There you are, having a nice quiet discussion at a dinner party or at the local, when someone opens up their over-wide mouth and raises one of those ‘do not mention’ burning issues that not only divides opinion but can in extremis split up longstanding friendships and families. Often made worse when fuelled by too much cider or prosecco, some discussion points are particularly divisive and should never be mentioned in polite society for fear of social breakdown or an outbreak of world war three in the village pub. Apart from the ever-red historical favourites of politics, religion, abortion and doctor-assisted suicide, in the 21st century we can now add ‘iPhone versus Android’, McDonalds, Brexit, Online dating, Facebook, Kanye West and ‘Keeping Fit’ as subjects that are best avoided, unless you enjoy long futile unresolved arguments between friends. It’s as Black and White as arguing about Marmite. Or Marzipan (yuk). Pointless discussions like these are also incredibly boring for everyone else to listen to.
Jeremy Clarkson used to be on my taboo topic list because opinions about him were so divided, but he rather dropped off my radar with his move to the ‘Grand Bore’, although he may come back onto it with his rebirth on ‘Millionaire’. Likewise, the other ‘Jeremy’ (née Paxman) has mostly vanished from popular gossip after leaving Newsnight, and we obviously can’t discuss the third ‘Jeremy’ (née Corbyn) since he is filed under ‘politics’ and is consequently an automatic ‘no-go’ discussion area. And don’t forget burning local issues such as new housing in the Blackmore Vale or the Chideock A35 bypass—both of which can cause normally nice citizens to wax furious and walk out of any party.
Other once touchy subjects have now become surprisingly OK to talk about. The subject of Donald Trump is so universally upsetting that he has in his own way become a force for unification. Everybody seems to loathe him so he brings us all closer together in mutual scorn. Likewise (although for a very different reason) the issue of our Royal Family has gained a huge lift after the public triumph of Harry & Meghan’s wedding. Royalty is therefore now off the ‘don’t mention it’ list. It can come back again perhaps when Prince Charles becomes King. In the meantime, if your dinner conversation ever develops to drawn daggers, just change the subject with a brief “Yes, but isn’t Meghan’s smile so wonderful?” This will force any anti-royal supper partner onto the defensive as he/she can’t argue without incurring regal fire and brimstone from the rest of the party.
There is yet another totally divisive subject that splits our house in two… I’m talking about the noble game of Football. Sorry to say, but yes—it’s one of those years again. That one year in four when the normally football-free summer month of June decongests into a global conga party of World Cup footie. Up till now, it’s been kept quite low key mostly because of the frenzied hoopla of the Royal Wedding. But watch out—here it comes… four weeks of bum-numbing TV wall to wall coverage.

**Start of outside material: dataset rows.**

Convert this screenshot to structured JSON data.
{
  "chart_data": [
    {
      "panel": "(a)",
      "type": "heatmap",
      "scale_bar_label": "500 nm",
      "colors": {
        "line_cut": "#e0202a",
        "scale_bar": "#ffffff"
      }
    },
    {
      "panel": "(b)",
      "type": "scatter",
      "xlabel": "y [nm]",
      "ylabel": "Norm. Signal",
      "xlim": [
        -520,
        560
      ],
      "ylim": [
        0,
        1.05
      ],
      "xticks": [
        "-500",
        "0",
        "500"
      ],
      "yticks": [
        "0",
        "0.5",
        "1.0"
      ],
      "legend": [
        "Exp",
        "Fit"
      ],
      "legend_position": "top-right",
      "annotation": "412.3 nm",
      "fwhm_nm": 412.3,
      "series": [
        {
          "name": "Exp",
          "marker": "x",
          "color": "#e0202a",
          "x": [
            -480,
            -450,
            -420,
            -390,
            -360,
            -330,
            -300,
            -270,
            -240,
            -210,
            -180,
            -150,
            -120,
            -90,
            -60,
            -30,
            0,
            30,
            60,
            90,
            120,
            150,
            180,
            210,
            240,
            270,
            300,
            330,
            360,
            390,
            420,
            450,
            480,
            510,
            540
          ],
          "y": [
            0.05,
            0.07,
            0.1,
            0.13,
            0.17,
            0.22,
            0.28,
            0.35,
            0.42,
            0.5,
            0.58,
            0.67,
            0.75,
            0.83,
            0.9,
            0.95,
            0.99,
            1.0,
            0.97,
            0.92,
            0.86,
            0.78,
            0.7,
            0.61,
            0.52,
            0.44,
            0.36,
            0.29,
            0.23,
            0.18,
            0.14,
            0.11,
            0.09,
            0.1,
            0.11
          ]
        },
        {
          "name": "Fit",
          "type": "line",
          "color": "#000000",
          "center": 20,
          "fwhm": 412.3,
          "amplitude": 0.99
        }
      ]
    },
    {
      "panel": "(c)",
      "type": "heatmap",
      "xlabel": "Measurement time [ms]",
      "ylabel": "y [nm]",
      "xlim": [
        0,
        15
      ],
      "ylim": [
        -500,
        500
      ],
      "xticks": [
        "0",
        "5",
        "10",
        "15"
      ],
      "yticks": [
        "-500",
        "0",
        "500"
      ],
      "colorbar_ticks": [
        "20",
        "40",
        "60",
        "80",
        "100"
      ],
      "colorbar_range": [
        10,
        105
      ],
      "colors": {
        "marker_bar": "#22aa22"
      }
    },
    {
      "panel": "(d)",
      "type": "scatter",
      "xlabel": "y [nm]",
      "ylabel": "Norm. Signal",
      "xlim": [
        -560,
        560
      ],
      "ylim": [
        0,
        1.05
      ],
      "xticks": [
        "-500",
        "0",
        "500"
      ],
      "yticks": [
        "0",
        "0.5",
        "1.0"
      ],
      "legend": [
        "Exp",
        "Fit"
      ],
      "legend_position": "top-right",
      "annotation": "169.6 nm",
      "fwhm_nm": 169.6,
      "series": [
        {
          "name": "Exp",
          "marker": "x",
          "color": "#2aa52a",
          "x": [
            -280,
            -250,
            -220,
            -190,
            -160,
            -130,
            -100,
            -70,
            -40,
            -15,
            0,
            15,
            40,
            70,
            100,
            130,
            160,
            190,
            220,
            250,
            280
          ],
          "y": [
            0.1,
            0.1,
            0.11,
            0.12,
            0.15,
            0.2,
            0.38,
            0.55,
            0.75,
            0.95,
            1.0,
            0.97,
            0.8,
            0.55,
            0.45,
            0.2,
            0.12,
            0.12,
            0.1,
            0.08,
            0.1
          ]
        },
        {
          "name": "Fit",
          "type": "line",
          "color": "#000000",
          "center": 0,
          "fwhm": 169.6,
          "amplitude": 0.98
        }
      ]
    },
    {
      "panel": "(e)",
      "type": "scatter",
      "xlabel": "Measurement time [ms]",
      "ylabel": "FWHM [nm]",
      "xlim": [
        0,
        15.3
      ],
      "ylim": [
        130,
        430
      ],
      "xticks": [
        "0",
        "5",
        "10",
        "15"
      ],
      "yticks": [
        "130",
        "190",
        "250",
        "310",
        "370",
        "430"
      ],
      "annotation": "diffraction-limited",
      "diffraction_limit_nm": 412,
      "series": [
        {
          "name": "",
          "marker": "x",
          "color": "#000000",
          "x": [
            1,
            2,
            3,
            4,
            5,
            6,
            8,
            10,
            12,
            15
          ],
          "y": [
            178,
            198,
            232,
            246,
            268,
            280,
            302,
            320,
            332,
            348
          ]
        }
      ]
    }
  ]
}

Apart from the recent FA Cup Final (which was so boring I fell asleep at halftime), it’s about the only time the BBC is contractually able to broadcast any footie on telly, so you can bet your bottom (numb or not) that there’ll be no escape.
I am unashamedly a footie fan when it comes to the World Cup. Not just the sport itself or who wins, but the international glory, pride and stop-watch torture. I watch the crowds in the stands as well as the pitch itself. It is high opera and heart-stopping drama with 32 teams from all over the world—Italian angst, Latin flair and African dash with Germany still winning on penalties! Here are some key June dates for your diary…
June 14th: the opening game—a vain but glorious hope that Saudi Arabia beats Russia (this year’s hosts—Boo, Hiss).
June 22nd: Nigeria takes on Iceland—what a clash of climate, style and culture!
Can Senegal crush Japan on 24th or underdogs Morocco defeat their richer Spanish cousins (25th)?
The more observant of you will have noticed that I didn’t mention England. Sorry if I sound a bit manic, but I’m psyching myself up for another summer of sadness if we—possibly, even probably—get eliminated by Belgium on June 28th? I live in hope…
It’s exactly like another recent festival of huge international importance… the Eurovision Song Contest. Both events have much in common—foreign supporters pursuing their own open agenda and throwing beer cans or voting against rivals. Also, neither the song contest nor the World Cup features the USA which is a good thing. However, both of them feature Australia which doesn’t do much for our understanding of European geography. And the one is hopefully not a forecast for the other, otherwise, we’ll be looking at England… Nul Points.